Que ce soit dans les processions ou la danse, les Qhapaq Negro sont toujours placés sur deux rangs. Le simple danseur est un caporal ; chaque rang est conduit par un mayoral élu par ses pairs et l'ensemble de la cuadrilla est dirigée par un guiador, qui est également élu. Le guiador porte un masque au traits fins qui évoque le "Negro fino" qui conduisit la rébellion ; l'instrument de son pouvoir est la matraca, une crécelle dont il se sert pour donner ses ordres.
Leur répertoire comprend des chants de procession, des chants dédiés à la Vierge qui sont exécutés dans l'église, et les chants liturgiques de la messe.
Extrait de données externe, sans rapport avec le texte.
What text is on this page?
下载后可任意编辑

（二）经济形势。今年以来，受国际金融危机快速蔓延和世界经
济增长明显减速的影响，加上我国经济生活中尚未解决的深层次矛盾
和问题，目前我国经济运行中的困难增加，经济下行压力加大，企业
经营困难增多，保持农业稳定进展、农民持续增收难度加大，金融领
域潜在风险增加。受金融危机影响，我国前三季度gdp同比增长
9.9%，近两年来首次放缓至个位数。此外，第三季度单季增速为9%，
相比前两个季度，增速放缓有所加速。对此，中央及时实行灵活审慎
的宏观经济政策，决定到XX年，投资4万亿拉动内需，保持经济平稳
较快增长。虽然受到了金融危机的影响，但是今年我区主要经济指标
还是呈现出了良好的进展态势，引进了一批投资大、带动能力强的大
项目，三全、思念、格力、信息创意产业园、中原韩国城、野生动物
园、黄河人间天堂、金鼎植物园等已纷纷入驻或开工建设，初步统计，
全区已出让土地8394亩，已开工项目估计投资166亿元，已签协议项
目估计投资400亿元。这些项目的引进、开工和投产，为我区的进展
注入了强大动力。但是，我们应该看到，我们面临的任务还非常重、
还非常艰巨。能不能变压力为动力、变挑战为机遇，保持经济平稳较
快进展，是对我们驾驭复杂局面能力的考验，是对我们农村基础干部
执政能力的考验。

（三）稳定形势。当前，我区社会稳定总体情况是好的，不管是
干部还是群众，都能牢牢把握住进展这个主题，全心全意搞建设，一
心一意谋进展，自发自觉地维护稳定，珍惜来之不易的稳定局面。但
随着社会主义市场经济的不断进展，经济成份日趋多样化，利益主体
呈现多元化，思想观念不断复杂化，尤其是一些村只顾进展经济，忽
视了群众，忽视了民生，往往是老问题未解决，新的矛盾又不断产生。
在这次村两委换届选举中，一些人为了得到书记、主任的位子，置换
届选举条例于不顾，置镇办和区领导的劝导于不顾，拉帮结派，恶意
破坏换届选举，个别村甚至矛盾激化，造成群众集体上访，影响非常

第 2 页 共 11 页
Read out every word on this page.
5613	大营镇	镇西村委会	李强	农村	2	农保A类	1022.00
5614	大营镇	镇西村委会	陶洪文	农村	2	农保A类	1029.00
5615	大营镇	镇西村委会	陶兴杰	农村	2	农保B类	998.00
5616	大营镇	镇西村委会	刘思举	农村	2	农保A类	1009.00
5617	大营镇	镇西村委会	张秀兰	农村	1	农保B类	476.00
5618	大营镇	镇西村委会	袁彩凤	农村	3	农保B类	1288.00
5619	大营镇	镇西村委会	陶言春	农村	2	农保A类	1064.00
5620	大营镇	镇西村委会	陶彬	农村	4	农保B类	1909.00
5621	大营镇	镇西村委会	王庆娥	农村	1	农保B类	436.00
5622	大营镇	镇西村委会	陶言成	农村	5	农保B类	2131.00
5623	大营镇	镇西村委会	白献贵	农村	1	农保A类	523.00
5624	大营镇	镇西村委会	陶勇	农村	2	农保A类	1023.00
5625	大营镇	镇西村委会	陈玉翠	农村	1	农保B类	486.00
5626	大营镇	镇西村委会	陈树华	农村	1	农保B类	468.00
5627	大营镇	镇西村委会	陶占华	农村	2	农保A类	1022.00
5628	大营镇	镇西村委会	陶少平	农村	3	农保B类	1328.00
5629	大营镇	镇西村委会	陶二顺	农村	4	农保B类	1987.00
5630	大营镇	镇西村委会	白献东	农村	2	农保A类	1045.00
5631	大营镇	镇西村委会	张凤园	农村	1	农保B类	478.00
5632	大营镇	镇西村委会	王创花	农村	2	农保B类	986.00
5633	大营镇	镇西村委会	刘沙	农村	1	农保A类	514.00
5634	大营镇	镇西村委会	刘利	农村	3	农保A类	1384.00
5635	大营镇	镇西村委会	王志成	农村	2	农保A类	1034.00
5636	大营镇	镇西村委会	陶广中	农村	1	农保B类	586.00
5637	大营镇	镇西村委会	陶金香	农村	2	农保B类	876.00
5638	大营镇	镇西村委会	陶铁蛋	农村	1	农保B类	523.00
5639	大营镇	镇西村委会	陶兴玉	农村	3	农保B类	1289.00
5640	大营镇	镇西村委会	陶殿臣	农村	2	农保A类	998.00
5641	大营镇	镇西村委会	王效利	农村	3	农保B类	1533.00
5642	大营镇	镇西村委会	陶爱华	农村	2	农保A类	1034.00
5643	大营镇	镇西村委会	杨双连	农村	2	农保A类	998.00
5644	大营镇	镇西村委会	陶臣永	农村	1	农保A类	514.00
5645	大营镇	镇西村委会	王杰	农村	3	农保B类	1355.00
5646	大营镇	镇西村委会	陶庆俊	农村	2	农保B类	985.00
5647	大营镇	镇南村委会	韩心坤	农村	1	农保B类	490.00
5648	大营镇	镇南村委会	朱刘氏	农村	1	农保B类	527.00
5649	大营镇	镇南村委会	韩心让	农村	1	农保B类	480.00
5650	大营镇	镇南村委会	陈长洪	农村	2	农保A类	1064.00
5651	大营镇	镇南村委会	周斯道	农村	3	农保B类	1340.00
Ces chants sont en espagnol et en quechua.
En outre, ils exécutent un chorégraphie, véritable ballet en douze mouvements.
Chants et danses sont accompagnés par un ensemble de musiciens professionnels loué pour la circonstance et comprenant un violon, une flûte quena, un accordéon, une harpe et une grosse caisse.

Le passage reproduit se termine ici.